8-KMaterial AgreementsFinancial EventsExhibits & Filings

Cencora, Inc. 8-K Report, Material Agreement (Nov 22, 2016)

Filed November 22, 2016For Securities:COR

Summary

Cencora, Inc. (formerly AmerisourceBergen Corporation) filed an 8-K on November 21, 2016, detailing significant amendments to its credit facilities. The primary focus is the Sixth Amendment and Restatement to its Multi-Currency Revolving Credit Facility, executed on November 18, 2016. This amendment extends the facility's maturity date to November 18, 2021, and increases the maximum permitted financial leverage ratio from 3.00:1.00 to 3.25:1.00, providing the company with enhanced financial flexibility. The facility is a senior unsecured multi-currency revolving credit line available for general corporate purposes. In addition to the revolving credit facility, Cencora also amended its MWI Term Loan and PharMEDium Term Loan agreements to align covenants and definitions with the updated revolving credit facility. Furthermore, an Eleventh Amendment to the Amended and Restated Receivables Purchase Agreement was executed, extending the facility termination date to November 18, 2019, and standardizing covenants. This securitization facility, with a base limit of $1.45 billion and an option for an additional $250 million, provides ongoing liquidity through the sale of accounts receivables.

Key Highlights

  • 1Extended the maturity date of the Multi-Currency Revolving Credit Facility to November 18, 2021.
  • 2Increased the maximum permitted financial leverage ratio from 3.00:1.00 to 3.25:1.00, offering greater financial flexibility.
  • 3Added Centaur Services Limited as a borrowing subsidiary under the Multi-Currency Revolving Credit Facility.
  • 4Amended MWI Term Loan and PharMEDium Term Loan agreements to synchronize covenants and definitions with the revolving credit facility.
  • 5Extended the termination date of the Receivables Purchase Agreement (securitization facility) to November 18, 2019.
  • 6The securitization facility has a base limit of $1.45 billion, with a potential increase of $250 million for seasonal needs.
  • 7The company can use the revolving credit facility for general corporate purposes and issue letters of credit up to $75 million.

Frequently Asked Questions

The primary purpose of these amendments is to provide Cencora, Inc. (formerly AmerisourceBergen Corporation) with enhanced financial flexibility and operational efficiency. Specifically, the amendments extend the maturity dates of key credit facilities, increase borrowing capacity by adjusting leverage ratios, and align covenants across different financing agreements.

Increasing the maximum permitted financial leverage ratio from 3.00:1.00 to 3.25:1.00 provides Cencora with more room to incur debt relative to its earnings. This can be beneficial for strategic initiatives, potential acquisitions, or managing operational needs without immediately breaching debt covenants.
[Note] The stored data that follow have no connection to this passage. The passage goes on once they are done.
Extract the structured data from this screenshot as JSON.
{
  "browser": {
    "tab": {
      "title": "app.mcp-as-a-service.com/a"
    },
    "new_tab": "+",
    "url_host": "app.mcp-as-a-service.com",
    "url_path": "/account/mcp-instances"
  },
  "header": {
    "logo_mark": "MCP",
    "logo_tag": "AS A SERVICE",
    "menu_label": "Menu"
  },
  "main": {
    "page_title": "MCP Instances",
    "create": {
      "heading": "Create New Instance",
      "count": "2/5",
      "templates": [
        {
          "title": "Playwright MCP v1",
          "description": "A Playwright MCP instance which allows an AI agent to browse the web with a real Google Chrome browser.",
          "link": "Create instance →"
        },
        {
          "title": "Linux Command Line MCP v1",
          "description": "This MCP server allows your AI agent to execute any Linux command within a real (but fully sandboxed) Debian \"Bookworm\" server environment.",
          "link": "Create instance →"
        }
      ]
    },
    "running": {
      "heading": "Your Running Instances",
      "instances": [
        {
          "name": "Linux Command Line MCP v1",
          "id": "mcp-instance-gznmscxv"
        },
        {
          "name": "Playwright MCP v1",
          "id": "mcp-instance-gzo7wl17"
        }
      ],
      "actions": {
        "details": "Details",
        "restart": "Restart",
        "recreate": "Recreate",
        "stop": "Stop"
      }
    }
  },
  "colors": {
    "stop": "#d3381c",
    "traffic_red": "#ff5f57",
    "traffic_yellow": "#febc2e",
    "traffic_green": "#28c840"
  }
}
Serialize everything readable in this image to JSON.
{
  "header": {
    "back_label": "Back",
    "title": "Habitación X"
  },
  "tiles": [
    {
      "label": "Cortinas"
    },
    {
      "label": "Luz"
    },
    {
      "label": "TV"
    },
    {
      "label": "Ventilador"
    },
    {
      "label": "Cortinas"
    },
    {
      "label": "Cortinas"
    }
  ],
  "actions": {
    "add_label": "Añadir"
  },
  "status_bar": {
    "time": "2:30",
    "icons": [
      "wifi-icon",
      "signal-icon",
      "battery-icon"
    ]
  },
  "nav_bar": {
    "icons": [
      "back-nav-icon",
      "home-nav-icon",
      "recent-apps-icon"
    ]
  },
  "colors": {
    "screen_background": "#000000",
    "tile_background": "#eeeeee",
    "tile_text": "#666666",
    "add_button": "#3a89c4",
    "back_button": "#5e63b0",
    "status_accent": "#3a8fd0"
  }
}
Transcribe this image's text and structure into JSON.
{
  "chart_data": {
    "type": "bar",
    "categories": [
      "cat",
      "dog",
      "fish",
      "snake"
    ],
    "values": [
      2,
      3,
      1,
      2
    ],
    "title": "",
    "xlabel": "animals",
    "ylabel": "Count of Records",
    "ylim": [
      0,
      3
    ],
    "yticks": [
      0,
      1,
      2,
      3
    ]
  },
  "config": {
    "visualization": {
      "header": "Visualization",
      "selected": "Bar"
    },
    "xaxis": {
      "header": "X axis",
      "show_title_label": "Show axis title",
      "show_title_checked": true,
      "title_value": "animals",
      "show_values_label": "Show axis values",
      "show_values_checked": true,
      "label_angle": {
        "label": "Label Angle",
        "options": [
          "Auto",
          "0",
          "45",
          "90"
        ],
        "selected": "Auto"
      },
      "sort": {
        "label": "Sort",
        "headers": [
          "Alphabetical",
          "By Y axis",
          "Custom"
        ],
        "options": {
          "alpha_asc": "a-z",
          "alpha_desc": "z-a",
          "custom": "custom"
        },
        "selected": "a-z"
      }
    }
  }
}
The amendment to the Receivables Purchase Agreement extends the facility's termination date and standardizes its covenants with the company's other credit facilities. This ensures continued access to liquidity through its receivables securitization program, which is crucial for ongoing business operations and funding needs.

Interest rates on borrowings vary based on the company's public debt ratings and can range from 0 to 110 basis points over specified benchmark rates (like CDOR, LIBOR, or Alternate Base Rate). Annual facility fees, also based on debt ratings, range from 5 to 15 basis points of the total commitments.